Outputs are not only useful for easy access to the resource data but can also be used in other Pulumi programmes. You can use the StackReference
class to reference another stack’s output.
import * as pulumi from '@pulumi/pulumi';
const stack = new pulumi.StackReference('org/project/stack');
const stackOutput = stack.getOutput('property');
You can read more about stacks in the documentation’s stack section .
Pulumi v. AWS CDK
Pulumi and AWS CDK are similar in that they both allow you to define cloud infrastructure using programming languages. However, there are some key differences between the two.
- Pulumi supports multiple cloud providers, while AWS CDK is specific to AWS – technically it can be integrated with other providers via the Constructs Library, but practically it’s not
- Pulumi uses the cloud provider’s SDK or Terraform to create and manage resources, while AWS CDK compiles the infrastructure code to CloudFormation templates
- Pulumi provides a fairly low-level API for provisioning resources which makes it more verbose as you have to define everything yourself whereas AWS CDK provides many batteries-included constructs that abstract away a lot of the boilerplate code and lowers the entry threshold for beginners
- CDK obviously benefits from being the official AWS tool which cannot be ignored. It would seem that the official tool would have a larger community, but I’m not so sure about it. Pulumi has almost double the stars on GitHub which of course doesn’t mean that the community is larger but at least it’s more appreciative of the tool and that could mean more engagement from the community. So even though, the community size is undecided it would seem that developer satisfaction is definitely on Pulumi’s side. Still, CDK probably has more resources available online, and it has a tight integration with the AWS ecosystem like the CDK Migrate Service for exporting the existing infrastructure to CDK code.

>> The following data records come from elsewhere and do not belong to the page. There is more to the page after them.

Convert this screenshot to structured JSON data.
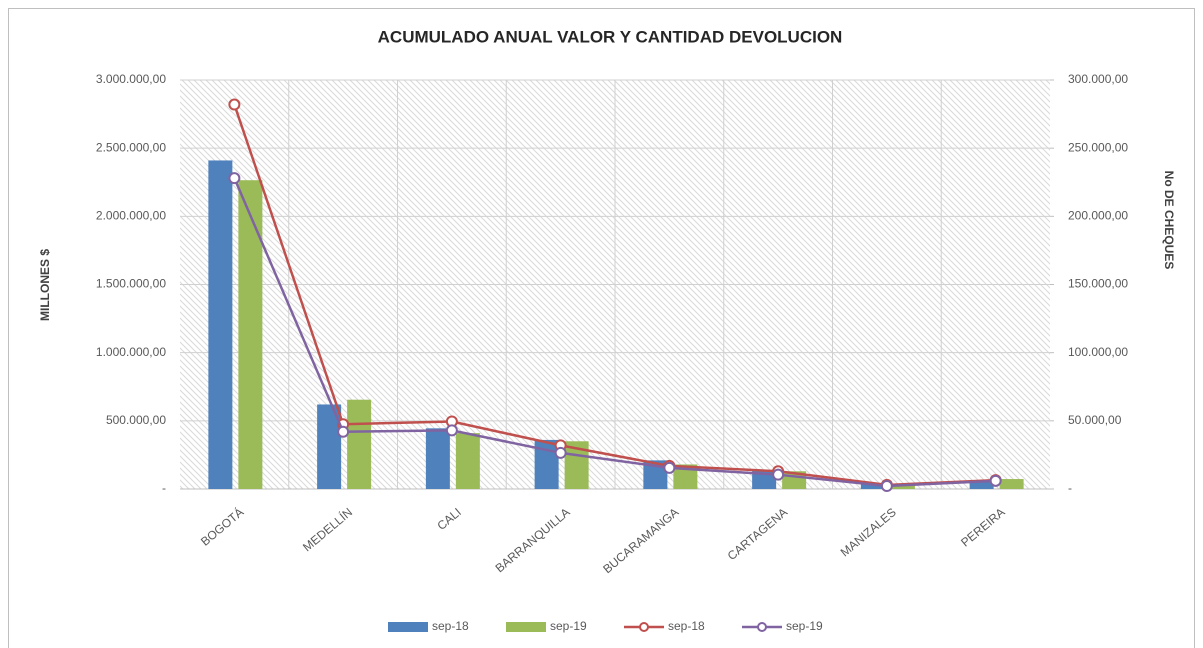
{
  "chart_data": {
    "type": "bar",
    "title": "ACUMULADO ANUAL VALOR Y CANTIDAD DEVOLUCION",
    "y_label": "MILLONES $",
    "y2_label": "No DE CHEQUES",
    "categories": [
      "BOGOTÁ",
      "MEDELLÍN",
      "CALI",
      "BARRANQUILLA",
      "BUCARAMANGA",
      "CARTAGENA",
      "MANIZALES",
      "PEREIRA"
    ],
    "series": [
      {
        "name": "sep-18",
        "type": "bar",
        "axis": "y",
        "color": "#4f81bd",
        "values": [
          2410000,
          620000,
          445000,
          360000,
          210000,
          140000,
          35000,
          65000
        ]
      },
      {
        "name": "sep-19",
        "type": "bar",
        "axis": "y",
        "color": "#9bbb59",
        "values": [
          2265000,
          655000,
          410000,
          350000,
          180000,
          130000,
          30000,
          73000
        ]
      },
      {
        "name": "sep-18",
        "type": "line",
        "axis": "y2",
        "color": "#c0504d",
        "values": [
          282000,
          47500,
          49500,
          32000,
          17000,
          13000,
          3000,
          6500
        ]
      },
      {
        "name": "sep-19",
        "type": "line",
        "axis": "y2",
        "color": "#8064a2",
        "values": [
          228000,
          42000,
          43000,
          26500,
          15500,
          10500,
          2200,
          6000
        ]
      }
    ],
    "ylim": [
      0,
      3000000
    ],
    "yticks": [
      {
        "value": 0,
        "label": "-"
      },
      {
        "value": 500000,
        "label": "500.000,00"
      },
      {
        "value": 1000000,
        "label": "1.000.000,00"
      },
      {
        "value": 1500000,
        "label": "1.500.000,00"
      },
      {
        "value": 2000000,
        "label": "2.000.000,00"
      },
      {
        "value": 2500000,
        "label": "2.500.000,00"
      },
      {
        "value": 3000000,
        "label": "3.000.000,00"
      }
    ],
    "y2lim": [
      0,
      300000
    ],
    "y2ticks": [
      {
        "value": 0,
        "label": "-"
      },
      {
        "value": 50000,
        "label": "50.000,00"
      },
      {
        "value": 100000,
        "label": "100.000,00"
      },
      {
        "value": 150000,
        "label": "150.000,00"
      },
      {
        "value": 200000,
        "label": "200.000,00"
      },
      {
        "value": 250000,
        "label": "250.000,00"
      },
      {
        "value": 300000,
        "label": "300.000,00"
      }
    ],
    "grid": true,
    "legend": "bottom"
  }
}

- AWS CDK requires you to have a significant understanding of CloudFormation because it inherits its strengths and weaknesses which often lead to hard-to-debug errors that cannot be solved by simply analyzing the CDK code itself
Conclusion
Pulumi offers a flexible and powerful approach to managing cloud infrastructure as code, supporting multi-cloud deployments with direct SDK usage. Its intuitive CLI and extensive language and provider support make it accessible to developers of all skill levels, while features like stack-specific configuration and outputs enhance project scalability and maintainability. Despite similarities to AWS CDK, Pulumi’s granular control and growing community solidify its position as a versatile solution for infrastructure automation in today’s cloud development landscape.
Personally, I find Pulumi to be a great tool and have not used CDK since. I find it more flexible and easier to use, especially when creating custom resources. Even though it is more verbose and a bit harder to use at first, I appreciate the control it gives me and it strengthens my AWS knowledge as I have to provision everything myself and cannot rely on the “magic” constructs to do all the heavy-lifting for me.